The guide features 10 modules arranged in three categories:
1. Mitigating Risk: Safeguarding Student Privacy, Security, and Non-Discrimination (Modules 1-3). Awareness of applicable federal laws, rules, and regulations is an essential first step when planning for the use of AI in schools and classrooms. Educational leaders should know how existing federal policies apply to the use of AI in their specific situations. This section invites leaders to learn about privacy and data security requirements; how civil rights, accessibility, and digital equity relate to AI; and a close consideration of the opportunities and risks associated with the use of AI. This section is relevant for an educational leader who wants to understand how proactively addressing student safety, privacy, and security can help shape their plans to use AI
2. Building a Strategy for AI Integration in the Instructional Core (Modules 4-7). New forms of AI have already permeated educational settings widely, and exploring AI firsthand is necessary to understanding it. Educators in our listening sessions strongly recommended that districts use the knowledge they have gained from past advances in edtech to build a clear and coherent strategy tied to the instructional core as a first step in planning for the use of AI, and then revising that strategy as they learn more about AI. That strategy should be informed by multiple sources of evidence on the use of AI. Leaders identified three additional steps for further informing their strategy for the effective use of AI-enabled tools in a manner that suits the needs of their students: (1) listen to and inform their communities, (2) establish priorities and pace for their community, and (3) guide and support implementation of a community’s strategy via task force. This section provides resources to support educational leaders in considering the evidence supporting AI-enabled tools, and guiding leaders through each of these three essential steps. This path makes sense for an educational leader engaged in or beginning the strategic planning process around the use of AI.

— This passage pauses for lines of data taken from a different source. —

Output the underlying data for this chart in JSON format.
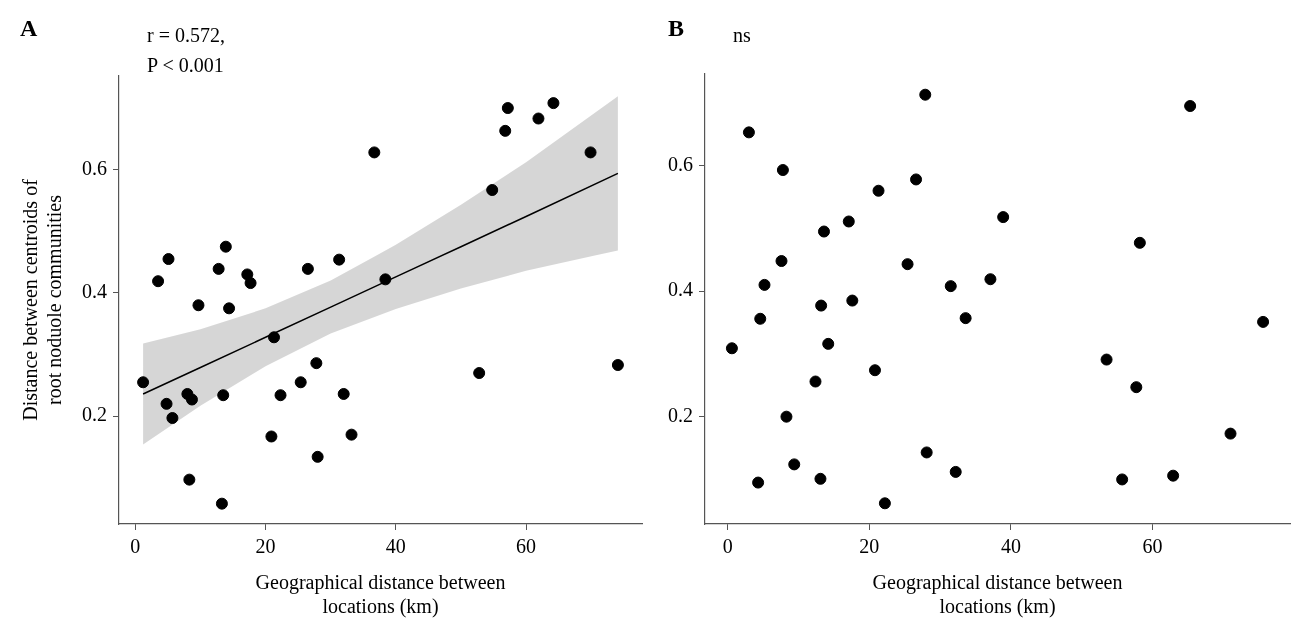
{
  "chart_data": [
    {
      "type": "scatter",
      "title": "A",
      "annotations": [
        "r = 0.572,",
        "P < 0.001"
      ],
      "xlabel": "Geographical distance between\nlocations (km)",
      "ylabel": "Distance between centroids of\nroot noduole communities",
      "xlim": [
        -2.5,
        77.8
      ],
      "xticks": [
        0,
        20,
        40,
        60
      ],
      "ylim": [
        0.025,
        0.752
      ],
      "yticks": [
        0.2,
        0.4,
        0.6
      ],
      "marker": "circle",
      "series": [
        {
          "type": "scatter",
          "color": "#000000",
          "x": [
            1.2,
            3.5,
            5.1,
            4.8,
            5.7,
            8.0,
            8.7,
            8.3,
            9.7,
            12.8,
            13.9,
            13.5,
            13.3,
            14.4,
            17.2,
            17.7,
            21.3,
            20.9,
            22.3,
            25.4,
            26.5,
            27.8,
            28.0,
            31.3,
            32.0,
            33.2,
            36.7,
            38.4,
            52.8,
            54.8,
            56.8,
            57.2,
            61.9,
            64.2,
            69.9,
            74.1
          ],
          "values": [
            0.255,
            0.419,
            0.455,
            0.22,
            0.197,
            0.236,
            0.227,
            0.097,
            0.38,
            0.439,
            0.475,
            0.234,
            0.058,
            0.375,
            0.43,
            0.416,
            0.328,
            0.167,
            0.234,
            0.255,
            0.439,
            0.286,
            0.134,
            0.454,
            0.236,
            0.17,
            0.628,
            0.422,
            0.27,
            0.567,
            0.663,
            0.7,
            0.683,
            0.708,
            0.628,
            0.283
          ]
        },
        {
          "type": "line",
          "color": "#000000",
          "line_style": "solid",
          "marker": "none",
          "x": [
            1.2,
            10,
            20,
            30,
            40,
            50,
            60,
            74.1
          ],
          "values": [
            0.236,
            0.279,
            0.328,
            0.377,
            0.426,
            0.475,
            0.524,
            0.594
          ],
          "lower": [
            0.154,
            0.217,
            0.281,
            0.334,
            0.374,
            0.407,
            0.436,
            0.469
          ],
          "upper": [
            0.318,
            0.341,
            0.375,
            0.42,
            0.478,
            0.543,
            0.612,
            0.719
          ]
        }
      ]
    },
    {
      "type": "scatter",
      "title": "B",
      "annotations": [
        "ns"
      ],
      "xlabel": "Geographical distance between\nlocations (km)",
      "xlim": [
        -3.2,
        79.4
      ],
      "xticks": [
        0,
        20,
        40,
        60
      ],
      "ylim": [
        0.029,
        0.746
      ],
      "yticks": [
        0.2,
        0.4,
        0.6
      ],
      "marker": "circle",
      "series": [
        {
          "type": "scatter",
          "color": "#000000",
          "x": [
            27.9,
            65.3,
            3.0,
            7.8,
            26.6,
            21.3,
            38.9,
            17.1,
            13.6,
            58.2,
            7.6,
            25.4,
            5.2,
            37.1,
            31.5,
            13.2,
            17.6,
            4.6,
            33.6,
            75.6,
            0.6,
            14.2,
            53.5,
            20.8,
            12.4,
            57.7,
            8.3,
            71.0,
            28.1,
            9.4,
            32.2,
            62.9,
            4.3,
            13.1,
            55.7,
            22.2
          ],
          "values": [
            0.713,
            0.695,
            0.653,
            0.593,
            0.578,
            0.56,
            0.518,
            0.511,
            0.495,
            0.477,
            0.448,
            0.443,
            0.41,
            0.419,
            0.408,
            0.377,
            0.385,
            0.356,
            0.357,
            0.351,
            0.309,
            0.316,
            0.291,
            0.274,
            0.256,
            0.247,
            0.2,
            0.173,
            0.143,
            0.124,
            0.112,
            0.106,
            0.095,
            0.101,
            0.1,
            0.062
          ]
        }
      ]
    }
  ]
}
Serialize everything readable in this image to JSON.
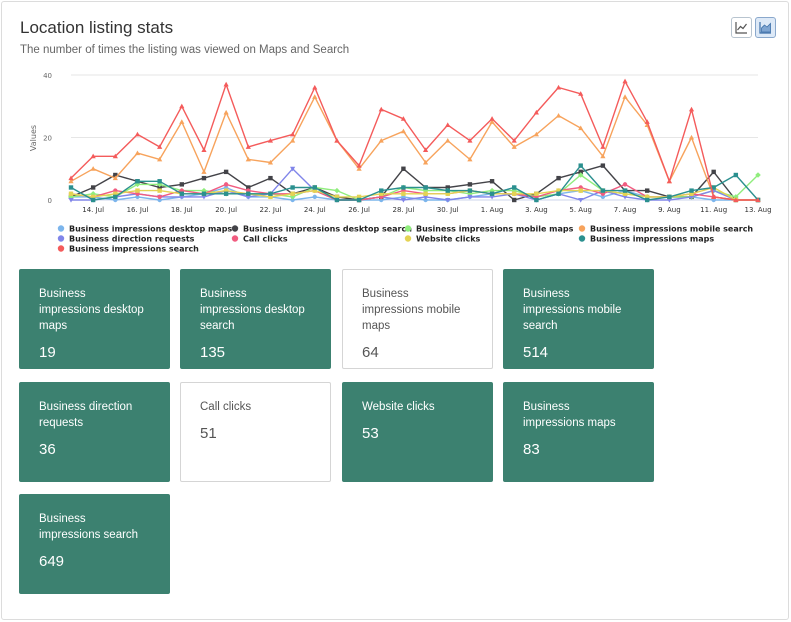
{
  "header": {
    "title": "Location listing stats",
    "subtitle": "The number of times the listing was viewed on Maps and Search"
  },
  "view_toggle": {
    "icons": [
      "line-chart-icon",
      "area-chart-icon"
    ],
    "active": "area-chart-icon"
  },
  "chart_data": {
    "type": "line",
    "ylabel": "Values",
    "xlabel": "",
    "ylim": [
      0,
      40
    ],
    "yticks": [
      0,
      20,
      40
    ],
    "grid": true,
    "legend_position": "bottom",
    "x": [
      "13. Jul",
      "14. Jul",
      "15. Jul",
      "16. Jul",
      "17. Jul",
      "18. Jul",
      "19. Jul",
      "20. Jul",
      "21. Jul",
      "22. Jul",
      "23. Jul",
      "24. Jul",
      "25. Jul",
      "26. Jul",
      "27. Jul",
      "28. Jul",
      "29. Jul",
      "30. Jul",
      "31. Jul",
      "1. Aug",
      "2. Aug",
      "3. Aug",
      "4. Aug",
      "5. Aug",
      "6. Aug",
      "7. Aug",
      "8. Aug",
      "9. Aug",
      "10. Aug",
      "11. Aug",
      "12. Aug",
      "13. Aug"
    ],
    "xticklabels": [
      "14. Jul",
      "16. Jul",
      "18. Jul",
      "20. Jul",
      "22. Jul",
      "24. Jul",
      "26. Jul",
      "28. Jul",
      "30. Jul",
      "1. Aug",
      "3. Aug",
      "5. Aug",
      "7. Aug",
      "9. Aug",
      "11. Aug",
      "13. Aug"
    ],
    "series": [
      {
        "name": "Business impressions desktop maps",
        "color": "#7cb5ec",
        "values": [
          1,
          1,
          0,
          1,
          0,
          1,
          2,
          4,
          1,
          1,
          0,
          1,
          0,
          0,
          0,
          1,
          0,
          0,
          1,
          2,
          4,
          0,
          2,
          3,
          1,
          3,
          1,
          1,
          1,
          0,
          0,
          0
        ]
      },
      {
        "name": "Business impressions desktop search",
        "color": "#434348",
        "values": [
          1,
          4,
          8,
          6,
          4,
          5,
          7,
          9,
          4,
          7,
          2,
          4,
          1,
          0,
          1,
          10,
          4,
          4,
          5,
          6,
          0,
          2,
          7,
          9,
          11,
          3,
          3,
          1,
          1,
          9,
          0,
          0
        ]
      },
      {
        "name": "Business impressions mobile maps",
        "color": "#90ed7d",
        "values": [
          1,
          2,
          1,
          5,
          5,
          3,
          3,
          2,
          2,
          2,
          1,
          4,
          3,
          0,
          1,
          4,
          3,
          3,
          2,
          3,
          3,
          1,
          2,
          8,
          3,
          2,
          1,
          1,
          1,
          3,
          1,
          8
        ]
      },
      {
        "name": "Business impressions mobile search",
        "color": "#f7a35c",
        "values": [
          6,
          10,
          7,
          15,
          13,
          25,
          9,
          28,
          13,
          12,
          19,
          33,
          19,
          10,
          19,
          22,
          12,
          19,
          13,
          25,
          17,
          21,
          27,
          23,
          14,
          33,
          24,
          6,
          20,
          1,
          0,
          0
        ]
      },
      {
        "name": "Business direction requests",
        "color": "#8085e9",
        "values": [
          0,
          0,
          1,
          2,
          1,
          1,
          1,
          3,
          1,
          2,
          10,
          3,
          0,
          0,
          1,
          0,
          1,
          0,
          1,
          1,
          2,
          0,
          2,
          0,
          3,
          1,
          0,
          0,
          1,
          3,
          0,
          0
        ]
      },
      {
        "name": "Call clicks",
        "color": "#f15c80",
        "values": [
          2,
          1,
          3,
          2,
          1,
          3,
          2,
          5,
          3,
          2,
          2,
          3,
          0,
          0,
          1,
          3,
          2,
          2,
          3,
          2,
          2,
          1,
          3,
          4,
          2,
          5,
          1,
          1,
          2,
          1,
          0,
          0
        ]
      },
      {
        "name": "Website clicks",
        "color": "#e4d354",
        "values": [
          2,
          1,
          2,
          3,
          3,
          2,
          2,
          3,
          2,
          1,
          2,
          3,
          1,
          1,
          2,
          2,
          2,
          2,
          3,
          2,
          2,
          2,
          3,
          3,
          3,
          2,
          1,
          1,
          2,
          4,
          0,
          0
        ]
      },
      {
        "name": "Business impressions maps",
        "color": "#2b908f",
        "values": [
          4,
          0,
          1,
          6,
          6,
          2,
          2,
          2,
          2,
          2,
          4,
          4,
          0,
          0,
          3,
          4,
          4,
          3,
          3,
          2,
          4,
          0,
          2,
          11,
          3,
          3,
          0,
          1,
          3,
          4,
          8,
          0
        ]
      },
      {
        "name": "Business impressions search",
        "color": "#f45b5b",
        "values": [
          7,
          14,
          14,
          21,
          17,
          30,
          16,
          37,
          17,
          19,
          21,
          36,
          19,
          11,
          29,
          26,
          16,
          24,
          19,
          26,
          19,
          28,
          36,
          34,
          17,
          38,
          25,
          6,
          29,
          1,
          0,
          0
        ]
      }
    ]
  },
  "stat_cards": [
    {
      "label": "Business impressions desktop maps",
      "value": "19",
      "style": "filled"
    },
    {
      "label": "Business impressions desktop search",
      "value": "135",
      "style": "filled"
    },
    {
      "label": "Business impressions mobile maps",
      "value": "64",
      "style": "outline"
    },
    {
      "label": "Business impressions mobile search",
      "value": "514",
      "style": "filled"
    },
    {
      "label": "Business direction requests",
      "value": "36",
      "style": "filled"
    },
    {
      "label": "Call clicks",
      "value": "51",
      "style": "outline"
    },
    {
      "label": "Website clicks",
      "value": "53",
      "style": "filled"
    },
    {
      "label": "Business impressions maps",
      "value": "83",
      "style": "filled"
    },
    {
      "label": "Business impressions search",
      "value": "649",
      "style": "filled"
    }
  ]
}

3. Maximizing Opportunity: Guiding the Effective Use and Evaluation of AI (Modules 8- 10). Although exploration and building coherent strategy are important early steps, the toolkit urges educational leaders to be active in guiding the effective use of AI to enhance teaching and student learning, whether such tools are used for educator productivity or instruction. Educational leaders stressed three initial steps for shaping AI use: (1) developing AI literacy for educators, (2) revising responsible use policies, and (3) building a system-wide plan. This section is appropriate for an educational leader who has a clear strategy in place for the use of AI, and who is ready to focus on guiding, shaping, and continually evaluating the use of AI in their community.
“The Department of Education’s AI guidance provides timely direction for schools considering how best to integrate AI. By focusing on privacy, equity, and bias mitigation, this document offers a grounded framework that addresses educators’ and administrators’ priorities for using AI responsibly and effectively to serve all students,” said Sari Factor, Imagine Learning’s chief strategy officer.
“At the heart of this guidance is an understanding that AI in education is not a replacement for the human element but an enhancement to it. AI’s role should be to empower teachers, support differentiated instruction and facilitate stronger engagement with students and families,” Factor added. “For AI to have meaningful impact, integrating it with high-quality, standards-aligned curricula is essential. By ensuring that AI tools are deeply tied to learning objectives, schools can design implementations that are thoughtful, ethical, and centered on genuine educational value, paving the way for AI to make meaningful contributions to learning environments.”